Chemist Warehouse believes affordable health is a universal right, and strives to ensure they make that available at an affordable price to all – they discount most of their products by 25 per cent, thereby saving consumers over $1 billion a year.
Jack stresses that the biggest costs in pharmacy and in retail are rent and wages. “If you’re paying $100,000 rent a year and you do a million dollars turnover, you’re paying 10 per cent rent,” he explains. “But if you can do $10 million with the same rent, then you’re paying one per cent rent. We go to secondary locations because we can attract people to our stores.”
With regard to wages, Jack says that you can be more efficient if you’ve got a turnover of $8 million. “You can have a more efficient operating staff – you can have one person at the checkout full-time rather than a person dusting and placing orders and putting stock away,” he explains. “There’s a lot of time wasted between the functions, so if you’ve got a person doing the stock full-time it’s much more efficient than if one person is multitasking because that wastes a lot of time on changeovers, and so on.” Operating this way means the business can offer the highest level of service without wages blowing out because the team operates so efficiently.
Jack focuses on ensuring his staff of over 20,000 employees are well trained and very motivated.

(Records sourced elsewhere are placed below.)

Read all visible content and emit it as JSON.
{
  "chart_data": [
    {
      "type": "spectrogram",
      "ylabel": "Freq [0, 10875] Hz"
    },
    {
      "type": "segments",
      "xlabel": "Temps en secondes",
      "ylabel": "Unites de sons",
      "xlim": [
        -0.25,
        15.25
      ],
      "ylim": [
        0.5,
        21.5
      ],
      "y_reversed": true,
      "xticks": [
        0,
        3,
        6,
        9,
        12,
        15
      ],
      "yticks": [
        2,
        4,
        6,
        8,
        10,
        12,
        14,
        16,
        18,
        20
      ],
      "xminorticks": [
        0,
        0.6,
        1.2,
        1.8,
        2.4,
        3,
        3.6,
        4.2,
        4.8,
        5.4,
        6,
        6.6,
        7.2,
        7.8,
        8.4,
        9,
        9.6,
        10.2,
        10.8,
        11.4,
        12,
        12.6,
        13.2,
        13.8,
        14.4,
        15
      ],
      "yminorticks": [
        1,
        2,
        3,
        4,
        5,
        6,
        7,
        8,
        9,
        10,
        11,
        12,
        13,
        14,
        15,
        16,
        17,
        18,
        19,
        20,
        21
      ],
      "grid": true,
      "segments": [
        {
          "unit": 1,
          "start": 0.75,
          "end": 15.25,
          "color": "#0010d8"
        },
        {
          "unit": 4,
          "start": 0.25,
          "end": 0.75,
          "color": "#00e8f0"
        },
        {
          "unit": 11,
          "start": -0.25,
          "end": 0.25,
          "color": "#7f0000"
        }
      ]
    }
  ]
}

Everyone in his management team has come through the ranks, starting off as students, trainees or pharmacists. “They become partners after being with us for 10 years,” Jack explains. “The culture is maintained because those people who come through learn it as they come through and then teach their students the same thing when they are in senior positions.
Strategic advantage is key to Chemist Warehouse’ growth
I think that the reason why we’re successful is because we give the consumer what they want,” Jack adds. “We give back to the consumer, and at the end of the day, it’s a win-win for everybody. I believe in win-wins – I believe if you’ve got an arrangement where one party is high-fiving and they’re really doing well, and the other party is crying because they’ve been screwed to the ground, it’s not going to work long term.”
Jack says that the bottom line is providing a win-win for everybody. “We win because we end up making a profit, you win because you’re the consumer getting a better price, and the supplier wins because we sell a lot more product and the overall sales of the category they operate in,” he avers.
Ultimately, Jack says, strategic advantage is the key to success. You may have a great idea, but if someone else has the same idea as you, what’s your advantage? “If you’ve got no advantage, find something you have an advantage in,” he concludes.
This story first appeared in issue 41 of the Inside Small Business quarterly magazine.